P60 Certificate: Year End 5th April 2025
Looking for your P60 for the 2025/26 tax year? Here’s everything you need to know — when it should arrive, what it shows, how to check it’s correct, and what to do if you need a replacement.
The 2025/26 P60 — key facts
| Detail | |
|---|---|
| Tax year covered | 6 April 2025 – 5 April 2026 |
| Issued by | Your employer (not HMRC) |
| Legal deadline | 31 May 2026 |
| Personal allowance 2025/26 | £12,570 |
| Basic rate | 20% on earnings above £12,570 |
| Employee NI rate | 8% between £12,570 – £50,270 |
What does your 2025/26 P60 show?
Your P60 is your end-of-year tax certificate. It shows:
- Total gross pay for the 2025/26 tax year
- Total income tax deducted via PAYE
- National Insurance contributions — including the NI earnings bands breakdown
- Student loan repayments (if applicable)

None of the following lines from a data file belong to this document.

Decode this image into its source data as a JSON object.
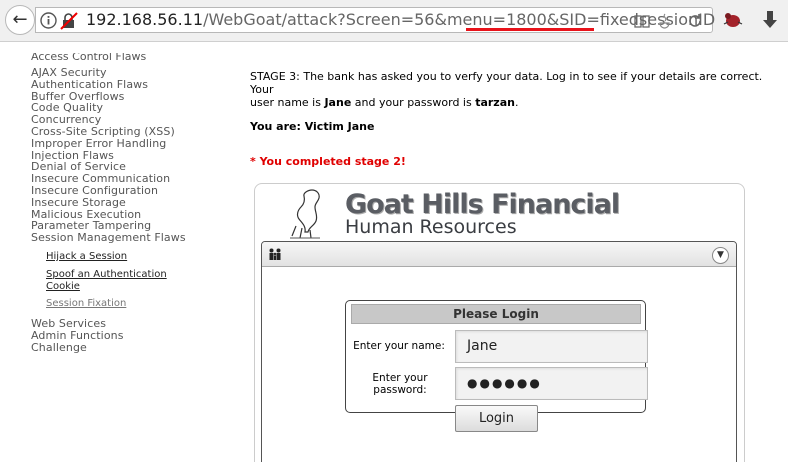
{
  "browser": {
    "url_host": "192.168.56.11",
    "url_path": "/WebGoat/attack?Screen=56&menu=1800&",
    "url_sid": "SID=fixedsessionID"
  },
  "menu": {
    "cut_top": "Access Control Flaws",
    "items": [
      "AJAX Security",
      "Authentication Flaws",
      "Buffer Overflows",
      "Code Quality",
      "Concurrency",
      "Cross-Site Scripting (XSS)",
      "Improper Error Handling",
      "Injection Flaws",
      "Denial of Service",
      "Insecure Communication",
      "Insecure Configuration",
      "Insecure Storage",
      "Malicious Execution",
      "Parameter Tampering",
      "Session Management Flaws"
    ],
    "sub": {
      "hijack": "Hijack a Session",
      "spoof_1": "Spoof an Authentication",
      "spoof_2": "Cookie",
      "fixation": "Session Fixation"
    },
    "bottom": [
      "Web Services",
      "Admin Functions",
      "Challenge"
    ]
  },
  "content": {
    "stage_line1": "STAGE 3: The bank has asked you to verfy your data. Log in to see if your details are correct. Your",
    "stage_a": "user name is ",
    "stage_user": "Jane",
    "stage_b": " and your password is ",
    "stage_pass": "tarzan",
    "stage_c": ".",
    "you_are": "You are: Victim Jane",
    "completed": "* You completed stage 2!"
  },
  "app": {
    "title": "Goat Hills Financial",
    "subtitle": "Human Resources",
    "login_title": "Please Login",
    "name_label": "Enter your name:",
    "pass_label_1": "Enter your",
    "pass_label_2": "password:",
    "name_value": "Jane",
    "pass_value": "●●●●●●",
    "login_button": "Login"
  },
  "colors": {
    "sid_underline": "#e8121a",
    "completed_text": "#e00000"
  }
}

- Statutory pay received (maternity, sick, paternity)
- Your tax code at 5 April 2026
- Your employer’s PAYE reference number
How to check your 2025/26 P60 is correct
Use the free OS Payroll P60 Calculator and select the 2025/26 tax year. Enter your gross salary and tax code, and compare the calculated income tax and NI figures against your P60.

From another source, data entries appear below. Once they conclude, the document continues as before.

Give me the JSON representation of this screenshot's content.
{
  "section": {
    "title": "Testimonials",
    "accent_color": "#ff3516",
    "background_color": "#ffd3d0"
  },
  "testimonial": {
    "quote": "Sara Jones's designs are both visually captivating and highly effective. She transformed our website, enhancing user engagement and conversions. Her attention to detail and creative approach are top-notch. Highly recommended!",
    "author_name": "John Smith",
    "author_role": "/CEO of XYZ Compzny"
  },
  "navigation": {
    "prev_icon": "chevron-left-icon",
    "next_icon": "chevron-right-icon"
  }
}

→ Free P60 Calculator — check your figures
Lost your 2025/26 P60?
Your employer is not legally required to reissue a replacement, but many will. Your options:
- Check your payroll portal for a digital copy
- Ask HR or payroll for a duplicate
- Get a statement of earnings from HMRC via gov.uk/personal-tax-account
- Create a replacement P60 with OS Payroll using your earnings data
→ Create a replacement 2025/26 P60
Frequently asked questions
When should I receive my 2025/26 P60?
By 31 May 2026. Most employers issue P60s in April or early May. If yours hasn’t arrived by end of May, contact your payroll department.
Does the P60 come from HMRC or my employer?

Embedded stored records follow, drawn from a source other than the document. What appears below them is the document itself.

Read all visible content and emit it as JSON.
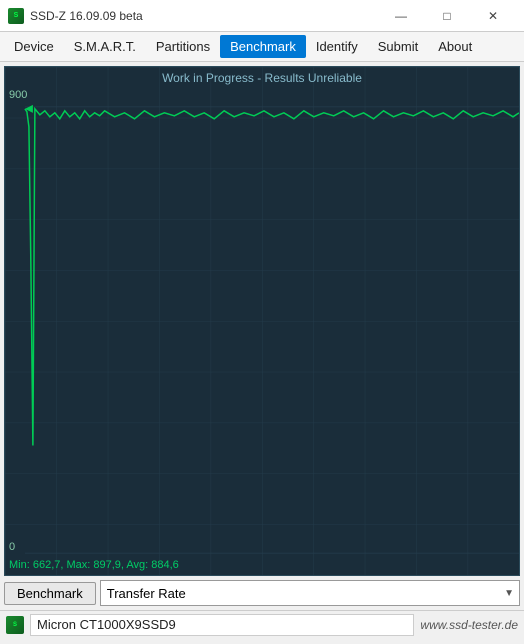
{
  "titleBar": {
    "icon": "SSD",
    "title": "SSD-Z 16.09.09 beta",
    "controls": {
      "minimize": "—",
      "maximize": "□",
      "close": "✕"
    }
  },
  "menuBar": {
    "items": [
      {
        "id": "device",
        "label": "Device",
        "active": false
      },
      {
        "id": "smart",
        "label": "S.M.A.R.T.",
        "active": false
      },
      {
        "id": "partitions",
        "label": "Partitions",
        "active": false
      },
      {
        "id": "benchmark",
        "label": "Benchmark",
        "active": true
      },
      {
        "id": "identify",
        "label": "Identify",
        "active": false
      },
      {
        "id": "submit",
        "label": "Submit",
        "active": false
      },
      {
        "id": "about",
        "label": "About",
        "active": false
      }
    ]
  },
  "chart": {
    "topLabel": "Work in Progress - Results Unreliable",
    "yMax": "900",
    "yMin": "0",
    "stats": "Min: 662,7, Max: 897,9, Avg: 884,6",
    "bgColor": "#1a2d3a",
    "gridColor": "#243d4d",
    "lineColor": "#00cc55"
  },
  "toolbar": {
    "benchmarkLabel": "Benchmark",
    "selectOptions": [
      "Transfer Rate"
    ],
    "selectValue": "Transfer Rate",
    "arrowIcon": "▼"
  },
  "statusBar": {
    "drive": "Micron CT1000X9SSD9",
    "website": "www.ssd-tester.de"
  }
}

Always from your employer — HMRC don’t issue P60s. HMRC hold the underlying data but it’s your employer’s responsibility to produce the document.
What tax rates apply to the 2025/26 P60?
Personal allowance: £12,570. Basic rate: 20% on earnings above £12,570 up to £50,270. Higher rate: 40% above £50,270. Employee NI: 8% between £12,570 and £50,270, 2% above.
My 2025/26 P60 figures look wrong — what do I do?
Compare against your March or April 2026 payslip YTD totals — they should match. Use the P60 Calculator to check expected figures. Contact your payroll department with any discrepancy.
This post is for general information only and does not constitute financial or tax advice.